Boulder is buying a home for people to live in and recover from methamphetamine addiction
Two months before the use of methamphetamines shut down the library last month, the City and County of Boulder started implementing a program to help people wean off the highly addictive stimulant that has communities scrambling for solutions. The relatively cheap and readily available drug contributes to homelessness, overdose deaths and incarceration rates.
In October 2022, Boulder County repurposed one of its office buildings to provide temporary out-patient drug addiction treatment, including for people who are addicted to methamphetamine.
The addiction treatment center off Broadway is run by Tribe Recovery Homes Inc., a Denver-based organization that mostly manages sober living homes.
According to county officials, about 12 people are visiting the center for clinical and therapeutic services and peer support.
The addiction recovery work is paid for through a $900,000 grant the county won in 2021 from the U.S. Department of Justice. While medication is often used to ease cravings to opioids, the most common treatment for people addicted to methamphetamine is behavioral therapy.
The county’s out-patient treatment center was set up as a temporary solution while the City of Boulder found a property it could buy and use for inpatient treatment. Tribe would still provide the services. City of Boulder officials said this week they are in the process of closing a deal on a home. If all goes as planned, the recovery home could be up and running in a matter of months.
“It takes time for folks to get stable,” Jim Adams-Berger, the strategic initiatives division manager for Boulder County’s Community Services Department, told Boulder Reporting Lab. “That happens best in some kind of inpatient, supportive recovery home-type environment.”
The city is planning to use money from its Affordable Housing Fund to pay for the home. The county, meanwhile, has also committed $600,000 to help purchase the property. City and county officials preferred not to disclose the location of the home, in part due to concerns about potential opposition from neighbors.
The recovery home will be an incremental step toward addressing methamphetamine addiction in Boulder County. In 2020, the county estimated 535 people who passed through the Boulder County Jail were addicted to methamphetamine, according to its grant proposal. (There are currently 412 people incarcerated or detained in the jail, according to state data.)
Ultimately, the county wants to have at least three, three-bedroom homes providing recovery services, according to its grant proposal. The residents would live in the home for two to three months. Over three years, the program aims to serve 207 people. This does not include the out-patient center on Broadway.

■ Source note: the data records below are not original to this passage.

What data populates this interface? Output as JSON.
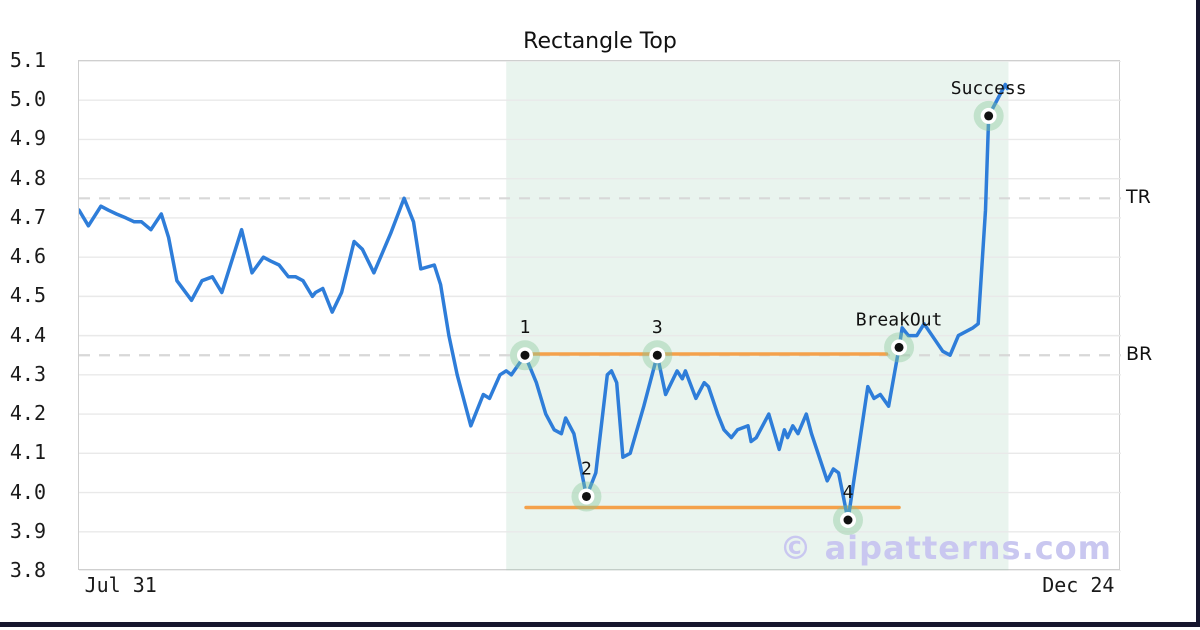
{
  "title": "Rectangle Top",
  "watermark": "© aipatterns.com",
  "colors": {
    "line": "#2e7dd9",
    "pattern_line": "#f4a14b",
    "level_dash": "#d8d8d8",
    "grid": "#e9e9e9",
    "zone_fill": "rgba(155,205,178,0.22)",
    "marker_halo": "rgba(135,200,152,0.40)",
    "marker_ring": "#ffffff",
    "marker_dot": "#111111",
    "watermark": "#c9c7f0",
    "frame": "#16162e",
    "text": "#111111"
  },
  "chart_data": {
    "type": "line",
    "title": "Rectangle Top",
    "x_axis": {
      "start_label": "Jul 31",
      "end_label": "Dec 24",
      "ticks": [
        {
          "pos": 0.041,
          "label": "Jul 31"
        },
        {
          "pos": 0.96,
          "label": "Dec 24"
        }
      ]
    },
    "y_axis": {
      "min": 3.8,
      "max": 5.1,
      "tick_step": 0.1,
      "tick_labels": [
        "5.1",
        "5.0",
        "4.9",
        "4.8",
        "4.7",
        "4.6",
        "4.5",
        "4.4",
        "4.3",
        "4.2",
        "4.1",
        "4.0",
        "3.9",
        "3.8"
      ],
      "grid": true
    },
    "series": [
      {
        "name": "price",
        "points": [
          [
            0.0,
            4.72
          ],
          [
            0.009,
            4.68
          ],
          [
            0.021,
            4.73
          ],
          [
            0.028,
            4.72
          ],
          [
            0.036,
            4.71
          ],
          [
            0.045,
            4.7
          ],
          [
            0.053,
            4.69
          ],
          [
            0.06,
            4.69
          ],
          [
            0.069,
            4.67
          ],
          [
            0.079,
            4.71
          ],
          [
            0.086,
            4.65
          ],
          [
            0.094,
            4.54
          ],
          [
            0.108,
            4.49
          ],
          [
            0.118,
            4.54
          ],
          [
            0.128,
            4.55
          ],
          [
            0.137,
            4.51
          ],
          [
            0.156,
            4.67
          ],
          [
            0.166,
            4.56
          ],
          [
            0.177,
            4.6
          ],
          [
            0.184,
            4.59
          ],
          [
            0.192,
            4.58
          ],
          [
            0.201,
            4.55
          ],
          [
            0.208,
            4.55
          ],
          [
            0.215,
            4.54
          ],
          [
            0.224,
            4.5
          ],
          [
            0.227,
            4.51
          ],
          [
            0.234,
            4.52
          ],
          [
            0.243,
            4.46
          ],
          [
            0.252,
            4.51
          ],
          [
            0.264,
            4.64
          ],
          [
            0.272,
            4.62
          ],
          [
            0.283,
            4.56
          ],
          [
            0.299,
            4.66
          ],
          [
            0.312,
            4.75
          ],
          [
            0.321,
            4.69
          ],
          [
            0.328,
            4.57
          ],
          [
            0.341,
            4.58
          ],
          [
            0.347,
            4.53
          ],
          [
            0.355,
            4.4
          ],
          [
            0.363,
            4.3
          ],
          [
            0.376,
            4.17
          ],
          [
            0.388,
            4.25
          ],
          [
            0.394,
            4.24
          ],
          [
            0.404,
            4.3
          ],
          [
            0.41,
            4.31
          ],
          [
            0.415,
            4.3
          ],
          [
            0.428,
            4.35
          ],
          [
            0.439,
            4.28
          ],
          [
            0.448,
            4.2
          ],
          [
            0.456,
            4.16
          ],
          [
            0.463,
            4.15
          ],
          [
            0.467,
            4.19
          ],
          [
            0.475,
            4.15
          ],
          [
            0.487,
            3.99
          ],
          [
            0.496,
            4.05
          ],
          [
            0.507,
            4.3
          ],
          [
            0.511,
            4.31
          ],
          [
            0.516,
            4.28
          ],
          [
            0.522,
            4.09
          ],
          [
            0.529,
            4.1
          ],
          [
            0.542,
            4.22
          ],
          [
            0.555,
            4.35
          ],
          [
            0.563,
            4.25
          ],
          [
            0.574,
            4.31
          ],
          [
            0.579,
            4.29
          ],
          [
            0.582,
            4.31
          ],
          [
            0.592,
            4.24
          ],
          [
            0.6,
            4.28
          ],
          [
            0.604,
            4.27
          ],
          [
            0.613,
            4.2
          ],
          [
            0.619,
            4.16
          ],
          [
            0.626,
            4.14
          ],
          [
            0.632,
            4.16
          ],
          [
            0.642,
            4.17
          ],
          [
            0.645,
            4.13
          ],
          [
            0.65,
            4.14
          ],
          [
            0.662,
            4.2
          ],
          [
            0.672,
            4.11
          ],
          [
            0.677,
            4.16
          ],
          [
            0.68,
            4.14
          ],
          [
            0.685,
            4.17
          ],
          [
            0.69,
            4.15
          ],
          [
            0.698,
            4.2
          ],
          [
            0.703,
            4.15
          ],
          [
            0.718,
            4.03
          ],
          [
            0.724,
            4.06
          ],
          [
            0.729,
            4.05
          ],
          [
            0.738,
            3.93
          ],
          [
            0.757,
            4.27
          ],
          [
            0.763,
            4.24
          ],
          [
            0.769,
            4.25
          ],
          [
            0.777,
            4.22
          ],
          [
            0.787,
            4.37
          ],
          [
            0.79,
            4.42
          ],
          [
            0.796,
            4.4
          ],
          [
            0.804,
            4.4
          ],
          [
            0.811,
            4.43
          ],
          [
            0.829,
            4.36
          ],
          [
            0.836,
            4.35
          ],
          [
            0.844,
            4.4
          ],
          [
            0.858,
            4.42
          ],
          [
            0.863,
            4.43
          ],
          [
            0.87,
            4.72
          ],
          [
            0.873,
            4.96
          ],
          [
            0.889,
            5.04
          ],
          [
            0.891,
            5.03
          ]
        ]
      }
    ],
    "levels": [
      {
        "label": "TR",
        "value": 4.75
      },
      {
        "label": "BR",
        "value": 4.35
      }
    ],
    "pattern_lines": [
      {
        "name": "rectangle-top-line",
        "value": 4.353,
        "x0": 0.428,
        "x1": 0.775
      },
      {
        "name": "rectangle-bottom-line",
        "value": 3.962,
        "x0": 0.429,
        "x1": 0.787
      }
    ],
    "zone": {
      "x0": 0.41,
      "x1": 0.892
    },
    "markers": [
      {
        "label": "1",
        "pos": 0.428,
        "value": 4.35
      },
      {
        "label": "2",
        "pos": 0.487,
        "value": 3.99
      },
      {
        "label": "3",
        "pos": 0.555,
        "value": 4.35
      },
      {
        "label": "4",
        "pos": 0.738,
        "value": 3.93
      },
      {
        "label": "BreakOut",
        "pos": 0.787,
        "value": 4.37
      },
      {
        "label": "Success",
        "pos": 0.873,
        "value": 4.96
      }
    ]
  }
}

After residents leave the home, Tribe clinicians will monitor their progress, according to the county.
“They are one of the few service providers that are not afraid of methamphetamine addiction or polysubstance addiction,” Heidi Grove, the systems manager for Homeless Solutions Boulder County, told Boulder Reporting Lab, referring to Tribe. “Something that we really wanted to bring into the county is somebody who’s not afraid to tackle some really challenging substance addictions.”
The county aims to serve people who have been involved in the criminal legal system, and clients will likely be referred to the program by law enforcement. The county has said the program will include support with housing, employment, public benefits, transportation, identification cards, childcare and other services. All of these services make it easier to kick a drug addition, according to Tribe.
“When you’re in a single-family home that’s in a neighborhood, there’s public transportation. You have an opportunity to get your license back, you have an opportunity to engage with your family again…and get yourself all together,” Thomas Hernandez, the founder of Tribe, said.
City and county officials had anticipated getting the residential treatment program up and running last summer. But the process of finding and purchasing a property caused delays.
This was anticipated. In its grant proposal, the county cited the “high cost and limited availability of affordable housing” and “significant resistance” from residents to homeless shelters and supportive housing.
Kurt Firnhaber, the city’s director of Housing and Human Services, is working to close the deal on one of the properties. “We are currently working through some issues related to the property where we are planning to host this service,” Firnahber said in a recent email. He said he was not available for an interview.
If the city is able to purchase a home, county officials anticipate the residential treatment program will begin accepting people in the coming months.
“We have the resources,” Adams-Berger said. “But the hurdle really is finding a place.”
The issue of methamphetamine addiction received renewed attention in recent weeks after the Boulder library closure. The cleanup work, estimated to cost $125,000, is just one example of the far-reaching impacts of methamphetamine addiction on the broader community.
Before the library’s closure, the city and county officials wanted to invest in residential treatment as a means of reducing homelessness. Landlords often refuse to sign leases with people who have a history of methamphetamine use, due to concerns over contamination.
Several rental properties across the city, including those owned by Boulder Housing Partners, the city’s largest recipient of the city’s affordable housing dollars, have been contaminated with methamphetamine, according to state records. This is one of the reasons why the city and the Boulder Shelter for the Homeless, a nonprofit that runs the city’s largest homeless shelter, are buying properties to turn into affordable housing. Adams-Berger said the county is creating a pot of money to help property owners pay for the cost of remediation.Henry Larson provided reporting for this story.